Intro: Prepping and Polishing Tiny Spaces
The past few days have been exceptionally cold, so opening doors to sand blast a set of headers for my project car seemed unwise.
I opted to prepare them for paint using the grinder wire / brush, bronze wool, emery cloth method. It was easy work up to the point where the gaps between pipes prevented me from accessing areas out of reach by any of these tools.
I tried poking sticks to slide strips of emery cloth, but only got frustrated when the cloth kept slipping off the end of the stick....
I thought taping the cloth to the stick would work, but that would only prevent me from moving the emery to a fresh position.
What to do? What to do?
Step 1: What's Needed
The idea is simple and uses only three components:
1: A steel spring clamp. The kind that has removable vinyl covers to protect work from the jaws.
2: A flat strip of steel. I found some 1/2" spring stainless that proved to work perfectly. The strip's width should be not quite, but close to the width of the clamp's jaws.
3: Depending on the task at hand, either coarse emery cloth or a polishing grit wet/dry paper (wet/dry is tougher than regular paper).
Step 2: Make the Tool
Remove one of the plastic tips from the clamp. I never liked these, so years earlier I had removed and stored them. Finally, my habit of storing junk that everyone else would have thrown away paid off.
Using a sharp knife or scalpel and from the inside, poke a hole through the flexible plastic tip's closed end. Slice across the top, the width of your steel strip.
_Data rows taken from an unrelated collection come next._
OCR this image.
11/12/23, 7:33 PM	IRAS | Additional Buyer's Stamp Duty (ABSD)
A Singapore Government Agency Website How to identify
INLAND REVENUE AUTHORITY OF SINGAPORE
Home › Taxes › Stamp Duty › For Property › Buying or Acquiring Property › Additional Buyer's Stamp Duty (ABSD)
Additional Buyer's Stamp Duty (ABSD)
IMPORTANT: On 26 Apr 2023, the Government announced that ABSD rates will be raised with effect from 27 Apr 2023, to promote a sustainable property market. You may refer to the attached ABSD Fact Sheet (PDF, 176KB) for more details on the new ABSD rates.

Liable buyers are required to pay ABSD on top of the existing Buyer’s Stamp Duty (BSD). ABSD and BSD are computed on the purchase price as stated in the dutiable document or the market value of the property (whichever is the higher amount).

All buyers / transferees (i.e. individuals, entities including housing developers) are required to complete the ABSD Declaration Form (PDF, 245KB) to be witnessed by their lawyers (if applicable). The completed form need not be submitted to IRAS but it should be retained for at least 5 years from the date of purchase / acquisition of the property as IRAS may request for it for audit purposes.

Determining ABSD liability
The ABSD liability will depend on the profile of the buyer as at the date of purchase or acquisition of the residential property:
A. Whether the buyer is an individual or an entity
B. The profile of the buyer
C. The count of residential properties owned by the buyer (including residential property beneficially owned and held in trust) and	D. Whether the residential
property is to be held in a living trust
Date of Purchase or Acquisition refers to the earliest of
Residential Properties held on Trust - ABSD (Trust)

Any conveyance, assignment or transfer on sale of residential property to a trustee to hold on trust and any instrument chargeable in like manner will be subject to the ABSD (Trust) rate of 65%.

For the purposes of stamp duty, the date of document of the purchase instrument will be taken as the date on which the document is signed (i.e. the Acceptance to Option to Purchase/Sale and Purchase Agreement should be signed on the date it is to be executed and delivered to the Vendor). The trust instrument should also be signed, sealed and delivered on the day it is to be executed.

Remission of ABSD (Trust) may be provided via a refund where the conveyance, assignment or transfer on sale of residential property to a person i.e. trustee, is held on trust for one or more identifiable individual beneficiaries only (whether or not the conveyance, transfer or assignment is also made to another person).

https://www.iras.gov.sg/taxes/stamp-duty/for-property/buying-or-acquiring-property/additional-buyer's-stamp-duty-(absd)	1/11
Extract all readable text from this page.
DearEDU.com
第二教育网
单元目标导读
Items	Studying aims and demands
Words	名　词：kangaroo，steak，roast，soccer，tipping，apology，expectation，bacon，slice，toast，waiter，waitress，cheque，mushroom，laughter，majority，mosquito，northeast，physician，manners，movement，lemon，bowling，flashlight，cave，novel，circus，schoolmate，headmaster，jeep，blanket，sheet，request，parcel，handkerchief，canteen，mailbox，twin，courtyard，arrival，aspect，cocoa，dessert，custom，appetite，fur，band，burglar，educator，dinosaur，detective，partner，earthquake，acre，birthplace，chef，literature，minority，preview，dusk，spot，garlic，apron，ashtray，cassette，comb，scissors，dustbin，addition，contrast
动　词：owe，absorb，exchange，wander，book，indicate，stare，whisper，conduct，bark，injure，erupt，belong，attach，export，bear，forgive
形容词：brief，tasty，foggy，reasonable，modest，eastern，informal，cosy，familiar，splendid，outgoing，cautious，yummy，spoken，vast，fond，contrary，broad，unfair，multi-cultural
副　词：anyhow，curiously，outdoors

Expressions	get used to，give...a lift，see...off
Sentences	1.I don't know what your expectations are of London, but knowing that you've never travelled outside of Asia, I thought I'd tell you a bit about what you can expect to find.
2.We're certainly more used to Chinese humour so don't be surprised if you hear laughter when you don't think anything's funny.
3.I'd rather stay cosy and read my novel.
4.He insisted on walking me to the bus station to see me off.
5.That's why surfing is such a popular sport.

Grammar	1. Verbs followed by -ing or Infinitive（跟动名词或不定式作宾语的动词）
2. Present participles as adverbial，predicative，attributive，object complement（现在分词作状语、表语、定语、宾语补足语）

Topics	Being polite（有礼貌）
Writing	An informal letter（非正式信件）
Next, cut the strip to a length that's comfortable to hold and long enough to reach into any spaces you have. Grind one end straight and round the other.
Step 3: Get to Work
Tear a long piece of cloth or sand paper to the same width as the steel strip and fold it over the square end. Slide the cap over that and you're ready to work. When the grit gets used up, slide the tip off, reposition the paper and slide it back on.
The paper will stay in place, allowing the tool to go into deep crevices without sliding off.
Prepping with sand is more convenient, but when the conditions don't favor it, or sand isn't good for the job, this little tool might save the day. When the header project is done, mine is going directly into the finishing drawer of my tool box.